With the closing of a “lifeline” grocery store for many South Frankfort residents imminent, the city commission Monday broached providing options to help support a replacement if one chose to move to the community.
Commissioners, at the end of their regular meeting, discussed the closing of Bryant’s Pic-Pac. Feeding the residents of South Frankfort and downtown since its construction in 1953, the store will soon close its doors for good, owner Danny Bryant announced this week.
Commissioners discussed the possibiity of the city working with a developer to establish a replacement grocery store in the neighborhood.
Commissioner Eric Whisman opened the discussion, describing the store as a “lifeline for our downtown community” because many low-income, fixed-income, elderly or disabled people live within walking distance.

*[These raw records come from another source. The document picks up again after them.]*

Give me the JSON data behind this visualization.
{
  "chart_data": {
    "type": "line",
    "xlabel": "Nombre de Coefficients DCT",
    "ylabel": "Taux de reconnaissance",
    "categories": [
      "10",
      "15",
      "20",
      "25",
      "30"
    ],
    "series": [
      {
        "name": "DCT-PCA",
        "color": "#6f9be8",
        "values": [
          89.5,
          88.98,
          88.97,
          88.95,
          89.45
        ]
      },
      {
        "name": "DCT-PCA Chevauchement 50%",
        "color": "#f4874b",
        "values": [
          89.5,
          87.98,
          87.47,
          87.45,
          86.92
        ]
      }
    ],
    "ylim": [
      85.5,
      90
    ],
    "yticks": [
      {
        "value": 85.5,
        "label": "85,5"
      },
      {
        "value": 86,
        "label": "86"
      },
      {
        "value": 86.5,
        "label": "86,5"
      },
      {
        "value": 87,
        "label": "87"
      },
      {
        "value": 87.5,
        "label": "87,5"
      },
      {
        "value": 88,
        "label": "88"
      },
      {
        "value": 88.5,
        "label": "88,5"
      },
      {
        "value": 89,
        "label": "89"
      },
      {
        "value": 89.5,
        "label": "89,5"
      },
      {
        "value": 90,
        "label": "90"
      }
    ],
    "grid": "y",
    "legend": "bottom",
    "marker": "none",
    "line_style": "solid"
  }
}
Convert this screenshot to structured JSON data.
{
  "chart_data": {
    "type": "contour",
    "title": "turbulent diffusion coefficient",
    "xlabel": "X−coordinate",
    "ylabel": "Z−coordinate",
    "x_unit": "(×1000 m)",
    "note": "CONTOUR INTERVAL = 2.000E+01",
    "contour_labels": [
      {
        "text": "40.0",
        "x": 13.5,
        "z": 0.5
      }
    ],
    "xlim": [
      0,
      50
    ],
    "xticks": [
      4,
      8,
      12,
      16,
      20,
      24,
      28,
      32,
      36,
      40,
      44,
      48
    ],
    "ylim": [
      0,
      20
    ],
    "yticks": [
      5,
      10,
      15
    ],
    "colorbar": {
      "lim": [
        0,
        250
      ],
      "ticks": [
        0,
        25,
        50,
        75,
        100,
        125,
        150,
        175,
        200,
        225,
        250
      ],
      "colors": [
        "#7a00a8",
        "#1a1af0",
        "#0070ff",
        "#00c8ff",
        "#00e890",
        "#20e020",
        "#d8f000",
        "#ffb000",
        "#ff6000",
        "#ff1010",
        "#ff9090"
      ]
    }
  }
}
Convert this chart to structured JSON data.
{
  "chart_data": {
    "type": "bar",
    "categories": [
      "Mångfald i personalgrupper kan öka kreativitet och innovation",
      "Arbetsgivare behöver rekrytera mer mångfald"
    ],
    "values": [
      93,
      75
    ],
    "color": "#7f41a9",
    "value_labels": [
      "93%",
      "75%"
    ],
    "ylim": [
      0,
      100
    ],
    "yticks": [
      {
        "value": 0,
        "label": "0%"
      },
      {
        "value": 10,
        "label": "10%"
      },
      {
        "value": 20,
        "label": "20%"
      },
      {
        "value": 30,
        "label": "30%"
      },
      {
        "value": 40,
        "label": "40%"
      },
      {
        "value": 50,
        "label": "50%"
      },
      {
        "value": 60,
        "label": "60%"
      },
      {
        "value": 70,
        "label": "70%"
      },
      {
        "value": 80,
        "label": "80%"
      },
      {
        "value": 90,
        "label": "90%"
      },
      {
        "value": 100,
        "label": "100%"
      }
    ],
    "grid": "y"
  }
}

“A lot of people depend on it to get sustenance, and it’s as important to some people within walking distance as utilities — water and sewer and otherwise,” Whisman said. “I’d like to ask the commission that we start reviewing and looking for some alternatives to support a local grocery … so our elderly and others can get their groceries and what they need. I think there is likely an opportunity here we’ll see a grocery store survive in this location.”
The city does offer a public trolley as transportation for residents who lack transportation to the larger chain grocery stores outside of downtown. But round trips can usually take a significant time commitment, according to residents in the area.
Only Commissioner Scott Tippett expressed approval of the idea to explore options for a replacement. He agreed with Whisman’s description of how critical the store is to the community and called on the economic professionals who work in Frankfort’s semigovernmental agencies to recruit replacements, who could then receive institutional knowledge from Bryant.
“We need to look at all options to keep that service in South Frankfort,” Tippett said.
Commissioner John Sower highlighted that there are currently no opportunity zones in the Second Street area that would incentivize a developer with tax breaks. However, Whisman said there are historic preservation grants that could help with up to 40% of renovation costs.
The area is also the focus of $8 million from a federal TIGER Grant. It aims to make the corridor from West Second Street to East Main Street safer for pedestrians and cyclists while beautifying the area to make it more attractive to investors.
Whisman said he would meet with Bryant later in the week to explore options of him possibly contributing institutional knowledge to a successor.
“Maybe he can pass on the needs of the community, and we can target that,” Whisman said.